Submitted by alfredr t3_11vs3oe in MachineLearning

Recently, John Carmack suggested the creation of a "canonical list of references from a leading figure," referring to a never-released reading list given to him by Ilya Sutskever.

While there may be an undue interest in that specific list, MLR is such a big field that it's difficult to know where to start. What are the major papers that are relevant to state of the art work being done in 2023? Perhaps we may crowd-source a list here?

47

Comments

You must log in or register to comment.

millenial_wh00p t1_jcuksz1 wrote

What aspects? New models? Interpretability? Pipelines and scalability? Reinforcement learning? Data assurance? Too many subfields to narrow down in this question to produce a decent list, imo.
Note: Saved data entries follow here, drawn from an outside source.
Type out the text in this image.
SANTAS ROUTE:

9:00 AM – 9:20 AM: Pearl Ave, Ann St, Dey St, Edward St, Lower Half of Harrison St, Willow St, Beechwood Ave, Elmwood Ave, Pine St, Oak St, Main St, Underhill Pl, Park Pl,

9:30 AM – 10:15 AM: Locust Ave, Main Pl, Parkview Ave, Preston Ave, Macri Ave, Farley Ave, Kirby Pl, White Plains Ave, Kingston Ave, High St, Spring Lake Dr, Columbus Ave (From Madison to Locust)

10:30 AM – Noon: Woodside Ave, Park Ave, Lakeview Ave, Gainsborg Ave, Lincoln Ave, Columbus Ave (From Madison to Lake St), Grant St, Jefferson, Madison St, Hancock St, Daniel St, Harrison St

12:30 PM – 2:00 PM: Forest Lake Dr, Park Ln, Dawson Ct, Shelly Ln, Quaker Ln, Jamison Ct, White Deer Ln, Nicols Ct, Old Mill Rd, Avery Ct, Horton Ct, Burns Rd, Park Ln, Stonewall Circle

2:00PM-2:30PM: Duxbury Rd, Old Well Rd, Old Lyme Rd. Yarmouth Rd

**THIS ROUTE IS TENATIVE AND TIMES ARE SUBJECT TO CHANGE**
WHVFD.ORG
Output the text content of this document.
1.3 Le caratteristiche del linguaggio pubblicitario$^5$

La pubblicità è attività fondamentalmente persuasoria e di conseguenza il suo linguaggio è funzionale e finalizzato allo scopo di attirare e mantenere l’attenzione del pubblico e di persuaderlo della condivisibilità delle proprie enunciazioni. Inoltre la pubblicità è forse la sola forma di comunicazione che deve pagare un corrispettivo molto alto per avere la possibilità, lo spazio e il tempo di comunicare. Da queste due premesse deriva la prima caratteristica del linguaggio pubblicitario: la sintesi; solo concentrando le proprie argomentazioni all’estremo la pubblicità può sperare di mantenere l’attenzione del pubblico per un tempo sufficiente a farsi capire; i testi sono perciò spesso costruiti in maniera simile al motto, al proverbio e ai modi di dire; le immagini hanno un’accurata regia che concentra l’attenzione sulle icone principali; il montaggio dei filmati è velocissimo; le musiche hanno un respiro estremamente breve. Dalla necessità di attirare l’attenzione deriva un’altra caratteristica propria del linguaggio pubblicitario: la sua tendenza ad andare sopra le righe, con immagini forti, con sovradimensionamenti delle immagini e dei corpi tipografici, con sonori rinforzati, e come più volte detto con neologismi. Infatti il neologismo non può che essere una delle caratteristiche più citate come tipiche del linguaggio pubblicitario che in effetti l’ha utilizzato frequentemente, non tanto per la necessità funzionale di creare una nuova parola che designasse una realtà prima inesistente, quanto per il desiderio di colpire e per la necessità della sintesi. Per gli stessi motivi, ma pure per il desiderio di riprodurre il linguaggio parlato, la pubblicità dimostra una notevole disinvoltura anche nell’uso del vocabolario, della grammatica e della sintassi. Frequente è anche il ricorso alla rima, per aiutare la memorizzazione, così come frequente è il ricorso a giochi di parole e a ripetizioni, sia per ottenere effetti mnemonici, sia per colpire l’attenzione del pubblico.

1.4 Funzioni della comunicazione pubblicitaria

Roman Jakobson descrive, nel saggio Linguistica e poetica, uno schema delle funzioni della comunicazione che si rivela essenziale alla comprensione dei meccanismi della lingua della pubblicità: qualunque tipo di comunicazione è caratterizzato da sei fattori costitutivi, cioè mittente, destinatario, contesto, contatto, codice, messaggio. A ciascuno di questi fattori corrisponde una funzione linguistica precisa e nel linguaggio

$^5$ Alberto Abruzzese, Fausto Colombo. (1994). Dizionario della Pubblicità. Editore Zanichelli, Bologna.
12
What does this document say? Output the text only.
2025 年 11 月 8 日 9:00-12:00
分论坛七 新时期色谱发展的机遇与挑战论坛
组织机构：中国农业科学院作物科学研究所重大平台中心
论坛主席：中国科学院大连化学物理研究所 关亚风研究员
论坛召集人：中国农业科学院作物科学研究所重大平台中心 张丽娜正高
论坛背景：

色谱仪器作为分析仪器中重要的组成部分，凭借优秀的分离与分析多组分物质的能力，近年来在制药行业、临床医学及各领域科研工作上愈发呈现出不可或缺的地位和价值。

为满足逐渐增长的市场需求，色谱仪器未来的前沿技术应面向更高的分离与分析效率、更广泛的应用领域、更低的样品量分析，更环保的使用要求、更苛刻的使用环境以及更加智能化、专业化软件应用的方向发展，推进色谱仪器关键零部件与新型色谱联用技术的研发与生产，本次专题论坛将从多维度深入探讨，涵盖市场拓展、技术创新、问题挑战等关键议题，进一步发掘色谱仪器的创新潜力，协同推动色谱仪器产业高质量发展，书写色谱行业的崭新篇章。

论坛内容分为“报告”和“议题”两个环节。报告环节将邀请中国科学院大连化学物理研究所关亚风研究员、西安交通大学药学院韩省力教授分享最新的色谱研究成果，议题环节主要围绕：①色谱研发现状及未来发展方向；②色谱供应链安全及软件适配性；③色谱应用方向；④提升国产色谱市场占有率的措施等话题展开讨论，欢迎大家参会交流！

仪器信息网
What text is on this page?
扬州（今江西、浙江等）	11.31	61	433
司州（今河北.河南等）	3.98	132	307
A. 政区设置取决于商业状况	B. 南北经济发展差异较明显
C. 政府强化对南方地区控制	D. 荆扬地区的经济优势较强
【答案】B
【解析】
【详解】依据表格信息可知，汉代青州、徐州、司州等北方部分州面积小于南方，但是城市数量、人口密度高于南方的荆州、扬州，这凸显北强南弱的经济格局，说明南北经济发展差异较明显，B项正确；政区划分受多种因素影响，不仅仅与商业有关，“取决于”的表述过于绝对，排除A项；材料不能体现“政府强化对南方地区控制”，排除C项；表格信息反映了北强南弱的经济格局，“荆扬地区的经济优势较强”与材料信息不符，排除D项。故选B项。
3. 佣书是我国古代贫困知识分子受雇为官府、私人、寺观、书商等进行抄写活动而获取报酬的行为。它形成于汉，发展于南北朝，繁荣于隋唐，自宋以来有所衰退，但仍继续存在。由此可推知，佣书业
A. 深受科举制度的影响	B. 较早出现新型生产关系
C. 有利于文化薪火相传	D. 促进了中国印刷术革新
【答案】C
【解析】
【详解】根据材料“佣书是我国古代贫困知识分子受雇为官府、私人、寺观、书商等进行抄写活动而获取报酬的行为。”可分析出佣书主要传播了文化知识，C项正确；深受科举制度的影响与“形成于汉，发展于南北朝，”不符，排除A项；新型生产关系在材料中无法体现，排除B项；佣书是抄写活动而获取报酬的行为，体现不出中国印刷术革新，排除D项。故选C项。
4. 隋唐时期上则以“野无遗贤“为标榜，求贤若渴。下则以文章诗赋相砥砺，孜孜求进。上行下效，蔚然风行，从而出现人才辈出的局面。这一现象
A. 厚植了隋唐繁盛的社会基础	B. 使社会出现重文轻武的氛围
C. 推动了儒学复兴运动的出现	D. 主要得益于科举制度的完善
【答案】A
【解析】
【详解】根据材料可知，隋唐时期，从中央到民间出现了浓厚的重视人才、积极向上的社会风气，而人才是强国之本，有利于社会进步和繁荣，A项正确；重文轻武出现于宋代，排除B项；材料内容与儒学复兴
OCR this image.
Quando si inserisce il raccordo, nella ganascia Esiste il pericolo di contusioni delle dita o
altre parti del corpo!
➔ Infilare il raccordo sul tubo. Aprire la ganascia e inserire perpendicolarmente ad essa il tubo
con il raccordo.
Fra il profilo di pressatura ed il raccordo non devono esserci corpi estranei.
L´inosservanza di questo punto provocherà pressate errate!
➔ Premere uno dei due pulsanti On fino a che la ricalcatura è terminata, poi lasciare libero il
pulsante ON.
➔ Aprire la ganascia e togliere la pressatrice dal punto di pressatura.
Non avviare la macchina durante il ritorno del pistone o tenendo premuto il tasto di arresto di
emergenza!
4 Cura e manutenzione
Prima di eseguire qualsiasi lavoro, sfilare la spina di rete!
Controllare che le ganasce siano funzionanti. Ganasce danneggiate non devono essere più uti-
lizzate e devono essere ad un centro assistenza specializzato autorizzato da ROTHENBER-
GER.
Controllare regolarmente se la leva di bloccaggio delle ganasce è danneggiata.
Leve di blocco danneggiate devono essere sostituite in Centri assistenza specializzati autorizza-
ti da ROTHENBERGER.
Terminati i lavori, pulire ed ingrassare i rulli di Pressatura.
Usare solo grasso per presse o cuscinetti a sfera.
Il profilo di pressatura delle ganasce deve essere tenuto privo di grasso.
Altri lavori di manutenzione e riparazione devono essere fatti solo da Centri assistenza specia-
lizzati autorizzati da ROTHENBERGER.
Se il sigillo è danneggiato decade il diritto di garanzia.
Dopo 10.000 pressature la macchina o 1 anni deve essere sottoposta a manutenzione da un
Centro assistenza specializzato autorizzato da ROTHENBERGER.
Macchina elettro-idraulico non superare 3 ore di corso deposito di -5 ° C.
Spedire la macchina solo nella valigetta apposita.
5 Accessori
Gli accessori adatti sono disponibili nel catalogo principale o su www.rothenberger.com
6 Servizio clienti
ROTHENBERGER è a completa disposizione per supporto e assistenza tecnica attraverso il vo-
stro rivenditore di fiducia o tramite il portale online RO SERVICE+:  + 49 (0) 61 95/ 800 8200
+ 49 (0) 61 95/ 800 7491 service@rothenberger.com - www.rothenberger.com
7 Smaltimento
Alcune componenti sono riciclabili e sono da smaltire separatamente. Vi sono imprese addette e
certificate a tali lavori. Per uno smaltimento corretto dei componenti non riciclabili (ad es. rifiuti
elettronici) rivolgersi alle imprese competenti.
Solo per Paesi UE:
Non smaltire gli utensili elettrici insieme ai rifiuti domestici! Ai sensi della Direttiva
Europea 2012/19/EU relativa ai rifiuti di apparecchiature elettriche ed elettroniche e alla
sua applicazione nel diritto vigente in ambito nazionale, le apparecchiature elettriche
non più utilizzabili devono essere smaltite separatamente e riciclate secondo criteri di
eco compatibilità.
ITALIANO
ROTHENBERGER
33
With that said, my subfield is in assurance, and some of anthropic’s work in interpretability and privileged bases is extremely interesting. Their toy models paper and the one they released last week about privileged bases in the transformer residual stream present a very novel way of thinking about model explainabity.

29

alfredr OP t1_jcumejc wrote

I'm an outsider interested in learning the landscape so my intent is to leave the question open-ended, but I'm broadly interested in architectural things like layer-design, attention mechanisms, regularization, model compression, as well as bigger picture considerations like interpretability, explainability, and fairness.

9

millenial_wh00p t1_jcun8jw wrote

Well beware open ended questions about ai/ml research in the current “gold rush” environment. If you’re into explainability and interpretability, some folks are looking into combinatorial methods for features and their interactions to predict data coverage. This plus anthropic’s papers start to open up some new ground in interpretability for CV.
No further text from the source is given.